Amy Parker, a Senior Marketing Consultant here at n3 Hub, recently wrote a guest piece for Marketing Mag Australia on How to get the most out of your Digital Marketing Stack. Investing in customer data technology will make it easier for you to deliver coordinated multi-channel campaigns that resonate with your target market. How should you be getting the most out of your digital marketing stack in FY24?
Is your enterprise awash with martech solutions, some of them not generating the customer engagement and sales pipeline you hoped that they would?
If you answered in the affirmative, you’re far from alone. The marketing technology industry has burgeoned over the past 12 years; recording growth of 7258 percent in that time, according to the 2023 Marketing Technology Landscape Supergraphic.
Today, marketers have an extraordinary 11,000 solutions to choose from, up from just 150 in 2011.
Businesses of all stripes and sizes have embraced the promises and possibilities offered. So much so that the average enterprise now has 120 tools and platforms in its digital marketing stack.
Struggling in siloes
But owning or subscribing to martech solutions and using them effectively are two very different things. For many organisations, having access to a plethora of standalone platforms and programs has led, not to higher click through rates or greater customer lifetime value but, rather, to the emergence of a series of channel based siloes within the marketing department.

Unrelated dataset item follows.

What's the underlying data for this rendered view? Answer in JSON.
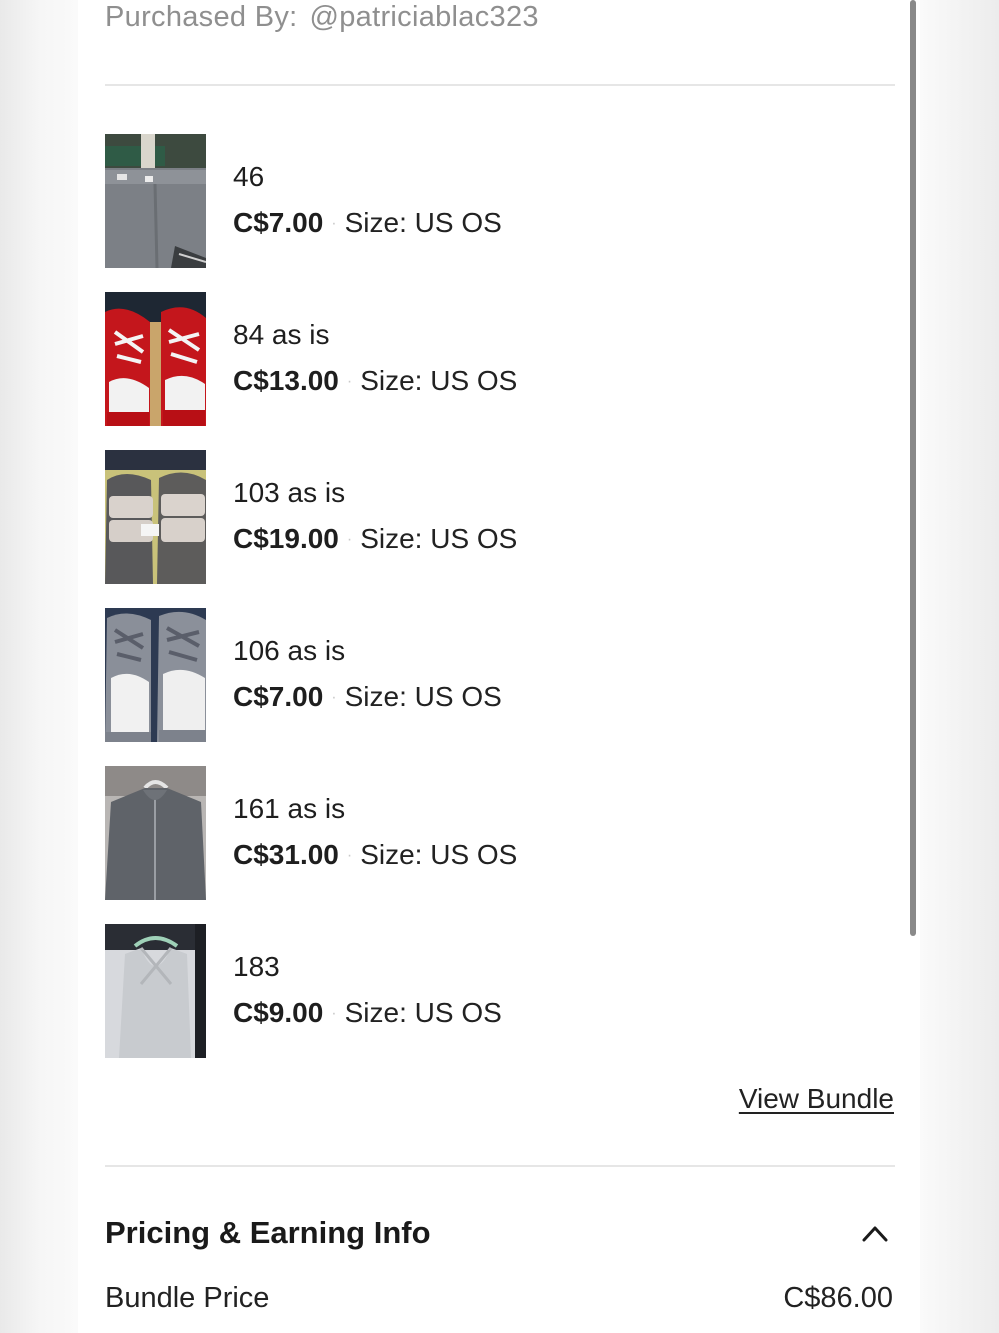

Hence, the individual in charge of email communications may have very little to do with the person managing affiliate marketing, for instance, while the folk overseeing socials don’t collaborate with either of them.
The net result is almost always a disjointed brand and customer experience. Because the teams don’t talk and the various platforms and programs they use don’t connect and share data, there’s no opportunity – or capacity – to create a single customer view.
Consequently, it’s impossible for the business to segment customers and target them with customised, relevant campaigns.
Instead, old school ‘batch and blast’ tactics remain the order of the day, with each channel team using its own incomplete – and very often dirty, or incomplete – dataset to fire off generalised messages and offers.
The power of a personal approach
In today’s times, that’s hardly a recipe for marketing or commercial success.
Personalised marketing, on the other hand, is. Research has consistently shown that it’s one of the surest ways for a brand to forge deeper connections with its customers, foster long term loyalty, grow sales and deliver a consistently excellent customer experience.
Businesses that do personalised marketing well generate 40 percent more revenue from their activities than average performers, according to McKinsey.
But doing it well is impossible in the absence of a rich seam of up-to-date, accurate data – transactional, personal and behavioural. This is used to create a detailed picture of every customer on your books.
That’s where a Customer Data Platform (CDP) can change the game.
A CDP is powerful software that brings multiple streams of data together in one repository where it’s easily accessible by marketers, and makes it possible to build those in-depth, holistic 360 degree customer views.
It’s foundation technology that can enable your organisation to use the martech tools it already owns to deliver integrated, highly personalised customer journeys.
Smarter, faster campaigns
Once a CDP is deployed, your marketing team will be able to investigate, segment and target customers with relevant, personalised content that can be shared over multiple channels concurrently.
And they’ll be able to do so secure in the knowledge that the customer data they’re drawing on isn’t just comprehensive and up to date; it’s securely stored and its usage is compliant with privacy and consent regulations too.
Putting cohesive, omnichannel campaigns together becomes faster and more straightforward and the results will be more effective too, courtesy of the fact that the segmentation you build into your CDP can be leveraged to conduct tests on small samples of your target markets, prior to launch.
Managing executive expectations also becomes easier, provided you select a CDP that has sophisticated data analytics capabilities. Regular reporting from multiple touchpoints can be used to generate insights to inform business decisions – decisions that may have a positive impact on the company’s product or service offering, and ultimately, its profitability.
Keeping your digital marketing stack up with the competition
Data driven personalised marketing has been proven to drive sales and customer retention. In today’s times, businesses that don’t make it a priority risk losing mind and market share to competitors with the commitment and capacity to show customers that they’re understood, heard and valued.
A CDP platform can simplify the complex process of consolidating data and enable your organisation to harness the capabilities of its existing martech stack, to orchestrate personalised omni-channel campaigns at scale, and with ease.
If maintaining your competitive edge matters to your organisation in FY2024, then equipping your marketing team with the technology it needs to succeed is likely to prove a very smart move.